For maintenance therapy, ECCO guidelines recommend oral 5-ASA-containing compounds as first-line maintenance in patients responding to 5-ASA- or steroid-induction therapy and that a combination of oral and topical 5-ASA can be used as a second-line maintenance therapy. “This is interesting,” commented Dr. Simon Travis, John Radcliffe Hospital, Oxford, UK. “If you are thinking of starting someone on an immunomodulator, maybe just starting them on topical 5-ASA might provide an answer.”

A common point of discussion in clinical practice is whether to discontinue 5-ASA treatment when azathioprine is indicated in a patient for maintenance therapy. According to data presented by Dr. Travis, “Eighty per cent of patients with UC are also on 5-ASA.” He added, “This is mainly to do with the antineoplastic properties [of 5-ASA]; [it] has been shown to halve the risk of colorectal cancer.”

Increasing Early Response

In the PINCE trial, 127 patients with active mild or moderate UC were randomized to receive oral 5-ASA and a 5-ASA enema or oral 5-ASA and a placebo enema. The end point was clinical remission (UC-disease activity index [DAI] <2) or improvement (UC-DAI decrease =2) after 2, 4 and 8 weeks of therapy. At week 8, “Remission was 64% in those given combination therapy and 43% in those receiving placebo enema so there was a therapeutic benefit of about 20%,” stated Dr. Travis.

A post-hoc analysis presented here at ECCO assessed early response after two weeks of therapy. Findings showed a significantly higher improvement rate with the combination 5-ASA enema and oral regimen according to UC-DAI vs. oral and placebo enema (P=0.0032).

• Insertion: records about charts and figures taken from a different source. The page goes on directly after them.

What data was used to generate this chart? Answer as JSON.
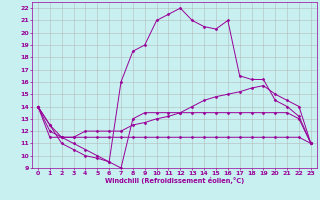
{
  "xlabel": "Windchill (Refroidissement éolien,°C)",
  "bg_color": "#c8f0f0",
  "grid_color": "#b0b0b0",
  "line_color": "#990099",
  "xlim": [
    -0.5,
    23.5
  ],
  "ylim": [
    9,
    22.5
  ],
  "xticks": [
    0,
    1,
    2,
    3,
    4,
    5,
    6,
    7,
    8,
    9,
    10,
    11,
    12,
    13,
    14,
    15,
    16,
    17,
    18,
    19,
    20,
    21,
    22,
    23
  ],
  "yticks": [
    9,
    10,
    11,
    12,
    13,
    14,
    15,
    16,
    17,
    18,
    19,
    20,
    21,
    22
  ],
  "series": [
    {
      "x": [
        0,
        1,
        2,
        3,
        4,
        5,
        6,
        7,
        8,
        9,
        10,
        11,
        12,
        13,
        14,
        15,
        16,
        17,
        18,
        19,
        20,
        21,
        22,
        23
      ],
      "y": [
        14,
        11.5,
        11.5,
        11.5,
        11.5,
        11.5,
        11.5,
        11.5,
        11.5,
        11.5,
        11.5,
        11.5,
        11.5,
        11.5,
        11.5,
        11.5,
        11.5,
        11.5,
        11.5,
        11.5,
        11.5,
        11.5,
        11.5,
        11
      ]
    },
    {
      "x": [
        0,
        1,
        2,
        3,
        4,
        5,
        6,
        7,
        8,
        9,
        10,
        11,
        12,
        13,
        14,
        15,
        16,
        17,
        18,
        19,
        20,
        21,
        22,
        23
      ],
      "y": [
        14,
        12,
        11.5,
        11.5,
        12,
        12,
        12,
        12,
        12.5,
        12.7,
        13,
        13.2,
        13.5,
        14,
        14.5,
        14.8,
        15,
        15.2,
        15.5,
        15.7,
        15,
        14.5,
        14,
        11
      ]
    },
    {
      "x": [
        0,
        1,
        2,
        3,
        4,
        5,
        6,
        7,
        8,
        9,
        10,
        11,
        12,
        13,
        14,
        15,
        16,
        17,
        18,
        19,
        20,
        21,
        22,
        23
      ],
      "y": [
        14,
        12.5,
        11,
        10.5,
        10,
        9.8,
        9.5,
        9,
        13,
        13.5,
        13.5,
        13.5,
        13.5,
        13.5,
        13.5,
        13.5,
        13.5,
        13.5,
        13.5,
        13.5,
        13.5,
        13.5,
        13,
        11
      ]
    },
    {
      "x": [
        0,
        1,
        2,
        3,
        4,
        5,
        6,
        7,
        8,
        9,
        10,
        11,
        12,
        13,
        14,
        15,
        16,
        17,
        18,
        19,
        20,
        21,
        22,
        23
      ],
      "y": [
        14,
        12.5,
        11.5,
        11,
        10.5,
        10,
        9.5,
        16,
        18.5,
        19,
        21,
        21.5,
        22,
        21,
        20.5,
        20.3,
        21,
        16.5,
        16.2,
        16.2,
        14.5,
        14,
        13.2,
        11
      ]
    }
  ]
}
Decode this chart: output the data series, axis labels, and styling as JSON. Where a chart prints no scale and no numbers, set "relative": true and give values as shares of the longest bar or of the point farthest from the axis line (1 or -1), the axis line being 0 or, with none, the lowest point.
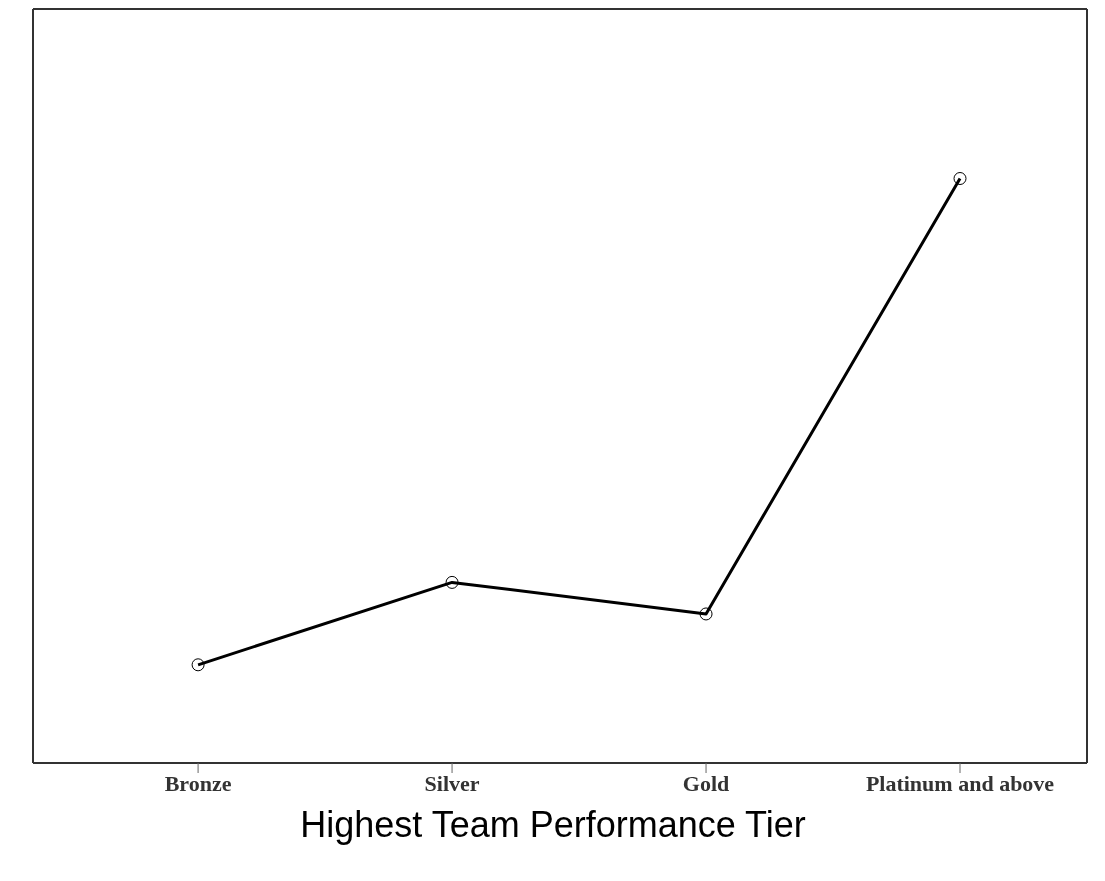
{
  "chart_data": {
    "type": "line",
    "xlabel": "Highest Team Performance Tier",
    "categories": [
      "Bronze",
      "Silver",
      "Gold",
      "Platinum and above"
    ],
    "relative": true,
    "series": [
      {
        "color": "#000000",
        "values": [
          0.168,
          0.309,
          0.255,
          1
        ]
      }
    ],
    "marker": "circle",
    "line_style": "solid",
    "grid": false,
    "legend": false
  }
}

A recent quality-of-life and pharmacoeconomics study based on the primary PINCE data (Digestion 2009;80(4): 241-6) found a significantly higher health-related quality of life in patients receiving active enema vs. those on placebo enema. “The cost of therapy was of course higher over a 60-week period, about £500 [$800 CAD], but when you looked at the improved quality of life and the overall cost of therapy, there was in fact a savings over the study period,” explained Dr. Travis.

Optimizing 5-ASA Therapy

Prof. Pierre Desreumaux, University of Lille, France, explained, “There are three main possibilities for optimizing 5-ASA: the first is to modify the formulation; the second is to modify the metabolism; and the third is to modify the structure.” In the case of structural modifications, Prof. Desreumaux described an experimental compound known as GED0507, which has the advantage—unlike unmodified 5-ASA—that its principal metabolite is also active. GED0507 will soon be entering phase I clinical trials. The metabolism of 5-ASA, in particular N-acyl conjugation, could be inhibited by co-administration with flavonoids, although this option has yet to be tested in a clinical setting.

Summary

The mainstay of mild to moderate UC treatment is still 5-ASA and the development of once-daily dosing has improved adherence and efficacy. PODIUM has demonstrated that enough 5-ASA remains available and active to provide high remission rates in left-sided colitis. Adherence remains a difficult variable to control but more trials report on better adherence with simplified dosage and earlier treatment efficacy. This, in combination with more personalized care, should help improve outcomes in patients with mild-to-moderate UC.